Step into the picture
Step into the picture

A friend en route with his yacht to Easter Island and then the Marquesas stopped at the Galapagos two days ago, for forty hours! He had a passage From La Paz, Baha with light winds and he ran low on fuel but forty hours? I’m sure he has his good reasons but I can’t imagine how hard it would be to put to sea again without a decent rest and a long reconnoitre of that fabled place.

Jimmy has his daughter Karmin aboard and I hope they find a place to stop and can make their marathon a wholly pleasant odyssey. He’s put so much into preparing for this journey.

Gabriola Pass light
Gabriola Pass Light

Other friends have left their boat ‘Sage’ in dry storage for the monsoon season in Northern Phuket and are coming home to Victoria for a break away from the heat and humidity where they have been sailing. Connie and Tony did this once before on a tiny Vancouver 27. They spent seven years exploring the South Pacific and Japan. Their blog ‘Sage on Sage’, is what prompted me to start my own. I am deeply inspired and humbled by folks who are able to achieve their dreams.

Good on you all.

Now it is Monday morning. As the sun rises in the East (As usual) a high thickening overcast is rapidly approaching from the South. The barometer is holding steady, for the moment, but it looks like rain to me. It didn’t rain. In fact this afternoon my pallid shanks were sticking out again beneath a pair of tattered work shorts. This evening there is a new overcast blocking any view of tonight’s lunar eclipse.

It was quite a day. I don’t know why but I’m experiencing a massive lethargy and depression accompanied with all sorts of strange pains, swollen glands, and a generally pathetic state of being. I know, I know, it shows in my writing. Spring fever, allergic reactions to all the pollen in the air, a chronic attack of self-pity, I can’t explain it. Other folks report they are laid low with flu so I’ll go with that.

In the midst of this gloom a friend recommends going online to a ‘TED Talk’ and looking up an essay by a conductor and classical musician named Benjamin Zander. “Yeah right”, I thought as I typed in ‘The Transformative Power Of Classical Music.’

It was spell-binding, a midday epiphany.

This brilliant man explained things about classical music which I never understood and then leads the viewer on to some wonderful concepts. “Who I am being, if my children’s eyes aren’t shining?” Who am I being, if other people’s eye aren’t shining?”

His message, I think, is to apply your unique gifts in such a way that other people are inspired and enlightened.

Become a bird that flies above the fields. Fences are no longer obstacles”.

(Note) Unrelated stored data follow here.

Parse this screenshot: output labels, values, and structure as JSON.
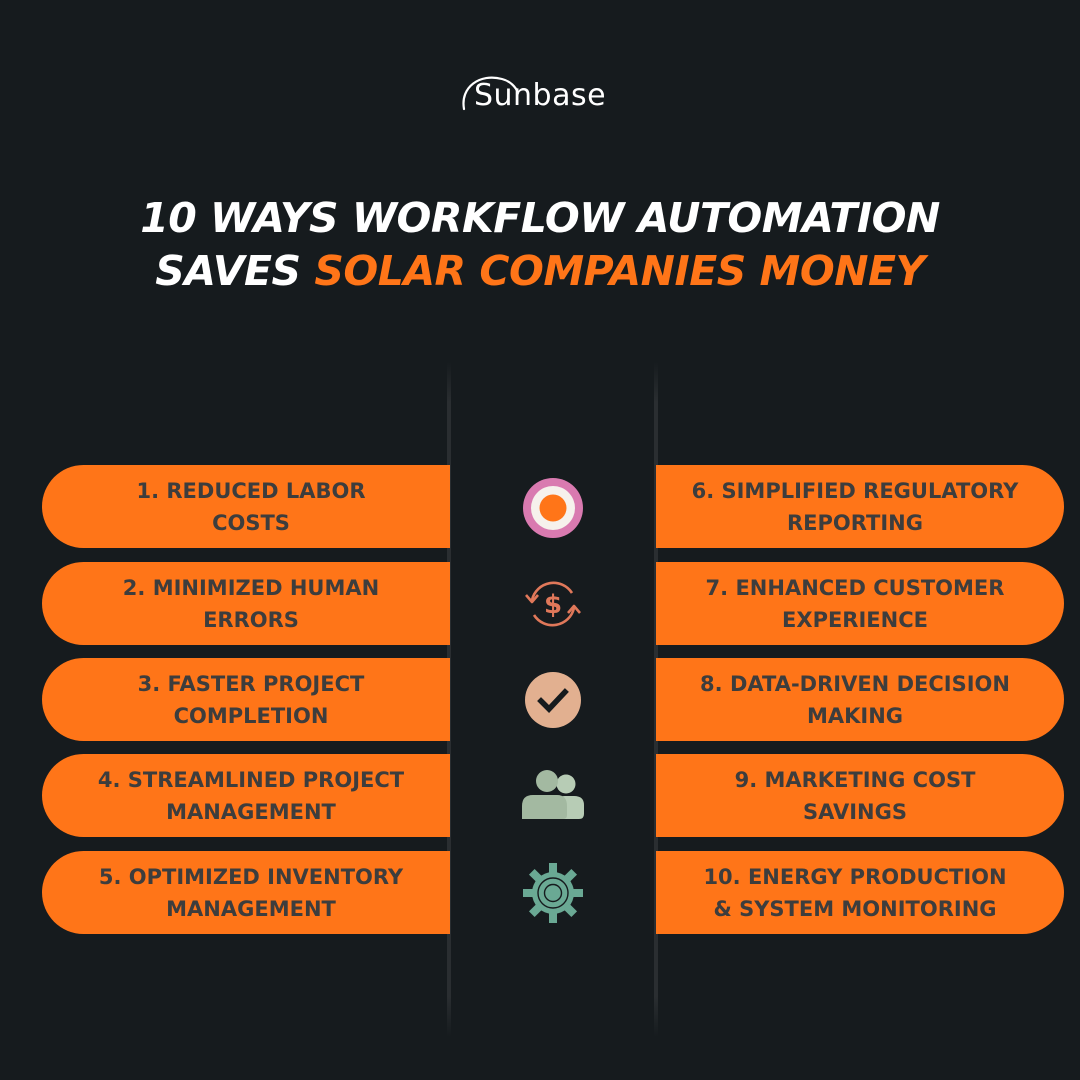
{
  "brand": {
    "logo_text": "Sunbase",
    "icon": "sun-arc-logo-icon"
  },
  "title": {
    "line1": "10 WAYS WORKFLOW AUTOMATION",
    "line2_white": "SAVES ",
    "line2_accent": "SOLAR COMPANIES MONEY"
  },
  "colors": {
    "background": "#161b1e",
    "accent": "#ff7518",
    "pill_text": "#3d3d3d",
    "title_text": "#ffffff"
  },
  "left_items": [
    {
      "label": "1. REDUCED LABOR\nCOSTS"
    },
    {
      "label": "2. MINIMIZED HUMAN\nERRORS"
    },
    {
      "label": "3. FASTER PROJECT\nCOMPLETION"
    },
    {
      "label": "4. STREAMLINED PROJECT\nMANAGEMENT"
    },
    {
      "label": "5. OPTIMIZED INVENTORY\nMANAGEMENT"
    }
  ],
  "right_items": [
    {
      "label": "6. SIMPLIFIED REGULATORY\nREPORTING"
    },
    {
      "label": "7. ENHANCED CUSTOMER\nEXPERIENCE"
    },
    {
      "label": "8. DATA-DRIVEN DECISION\nMAKING"
    },
    {
      "label": "9. MARKETING COST\nSAVINGS"
    },
    {
      "label": "10. ENERGY PRODUCTION\n& SYSTEM MONITORING"
    }
  ],
  "icons": [
    {
      "name": "target-icon",
      "color": "#d97ab0"
    },
    {
      "name": "dollar-refresh-icon",
      "color": "#e0785a"
    },
    {
      "name": "checkmark-circle-icon",
      "color": "#e2b090"
    },
    {
      "name": "users-icon",
      "color": "#a9c0a8"
    },
    {
      "name": "gear-icon",
      "color": "#6aa994"
    }
  ]
}
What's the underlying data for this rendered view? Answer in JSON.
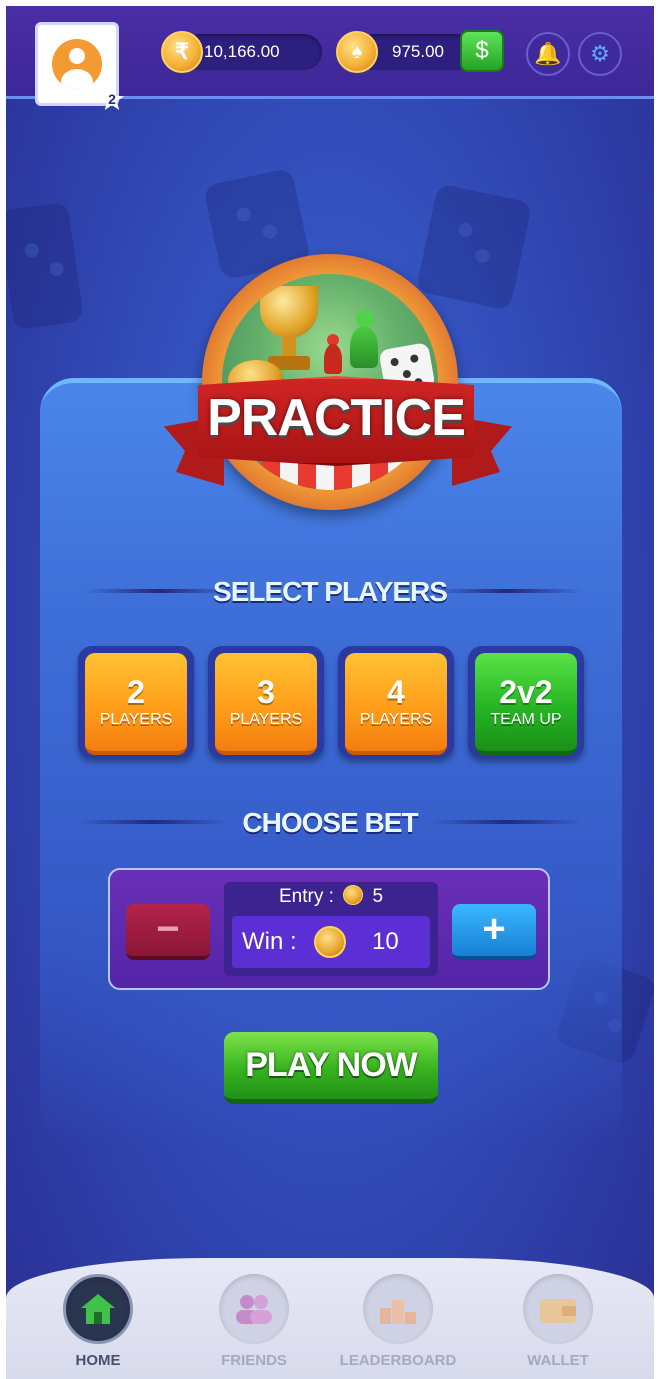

Now it is Tuesday morning already and I’ve awakened cynical and jaded as ever. That might have to do with the aches and pains of my battered old frame. (I used to wonder why old folks were so often grumpy!) Jack the dog is out on deck surveying the world and absorbing the moment in the light of the rising sun. He has, as usual, the correct philosophy and is immersed in the moment. I’m sitting with my morning coffee pecking away on this blog trying to find a clever ending. Perhaps a final quote from Zander will work.

Never say anything that won’t stand if it is the last thing you ever say!”

Hmmmmm. Flap, flap, flap, bang!

Skunk Cabbage, all through the woods, A hydroponic aroma clung in the trees
Skunk Cabbage is blooming all through the woods
A hydroponic aroma hangs in the trees, but then that smell is common on this island in a lot of places!